Coronavirus vaccines Pfizer-BioNTech and Moderna were 94 percent effective in preventing hospitalizations in fully vaccinated adults aged 65 and over, according to a small study published Wednesday by the Centers for Disease Control and Prevention.
The results, which are in line with clinical trial results, are the first real evidence from the US that the vaccines protect against severe Covid-19. Older adults are at the highest risk of being hospitalized and dying from the disease. More than 573,000 people have died from the virus across the country, according to a New York Times database. As of Tuesday, 141.8 million people had received at least one dose of one of three federally approved vaccines, including about 96.7 million people who were fully vaccinated.

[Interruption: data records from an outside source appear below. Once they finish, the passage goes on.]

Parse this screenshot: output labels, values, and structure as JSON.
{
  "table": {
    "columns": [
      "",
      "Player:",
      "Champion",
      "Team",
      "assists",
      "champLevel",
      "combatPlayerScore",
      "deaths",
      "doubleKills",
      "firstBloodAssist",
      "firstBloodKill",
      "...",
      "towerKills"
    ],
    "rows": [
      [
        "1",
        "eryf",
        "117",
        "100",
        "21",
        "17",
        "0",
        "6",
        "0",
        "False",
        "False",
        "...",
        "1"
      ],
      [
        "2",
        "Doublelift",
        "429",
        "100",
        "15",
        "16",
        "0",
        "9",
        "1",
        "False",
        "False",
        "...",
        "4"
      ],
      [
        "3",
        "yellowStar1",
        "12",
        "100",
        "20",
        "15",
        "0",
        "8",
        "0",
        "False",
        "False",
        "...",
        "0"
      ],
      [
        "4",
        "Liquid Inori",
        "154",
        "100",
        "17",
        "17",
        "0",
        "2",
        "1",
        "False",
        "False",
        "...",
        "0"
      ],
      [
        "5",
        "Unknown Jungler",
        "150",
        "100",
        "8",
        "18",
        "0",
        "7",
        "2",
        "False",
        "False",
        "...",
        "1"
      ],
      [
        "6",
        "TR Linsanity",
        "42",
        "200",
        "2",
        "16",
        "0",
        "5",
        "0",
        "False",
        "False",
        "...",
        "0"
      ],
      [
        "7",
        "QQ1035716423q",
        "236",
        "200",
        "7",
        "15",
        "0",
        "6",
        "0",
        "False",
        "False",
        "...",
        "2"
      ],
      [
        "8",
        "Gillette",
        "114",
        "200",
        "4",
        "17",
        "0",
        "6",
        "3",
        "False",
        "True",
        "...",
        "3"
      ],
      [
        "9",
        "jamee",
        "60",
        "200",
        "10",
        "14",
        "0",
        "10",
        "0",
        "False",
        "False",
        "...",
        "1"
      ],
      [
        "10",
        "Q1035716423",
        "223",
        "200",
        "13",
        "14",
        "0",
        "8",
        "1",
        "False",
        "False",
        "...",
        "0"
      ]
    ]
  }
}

"These results are encouraging and welcome news for two-thirds of people 65 and over who are already fully vaccinated," said Dr. Rochelle Walensky, C.D.C. Director said in a statement. "Covid-19 vaccines are highly effective and these real world results confirm the benefits of clinical trials preventing hospitalizations among the most vulnerable."
The study is based on data from 417 patients enrolled in 24 hospitals in 14 states between January 1 and March 26. About half were 75 years or older.
Both the Pfizer and Moderna vaccines require two shots three to four weeks apart. Older adults who were partially vaccinated – that is, received a dose of the vaccine more than two weeks earlier – were 64 percent less likely to be hospitalized with the coronavirus than unvaccinated seniors, the researchers reported.
The vaccines did not reduce hospitalization rates in people who received their first dose less than two weeks earlier. It takes time for the body to build an effective immune response, and people are considered fully vaccinated two weeks after the last dose in the series.
"This also underscores the persistent risk of serious illness shortly after vaccination, before a protective immune response has been achieved, and reinforces the need for vaccinated adults to continue physical distancing and prevention behaviors," the scientists wrote.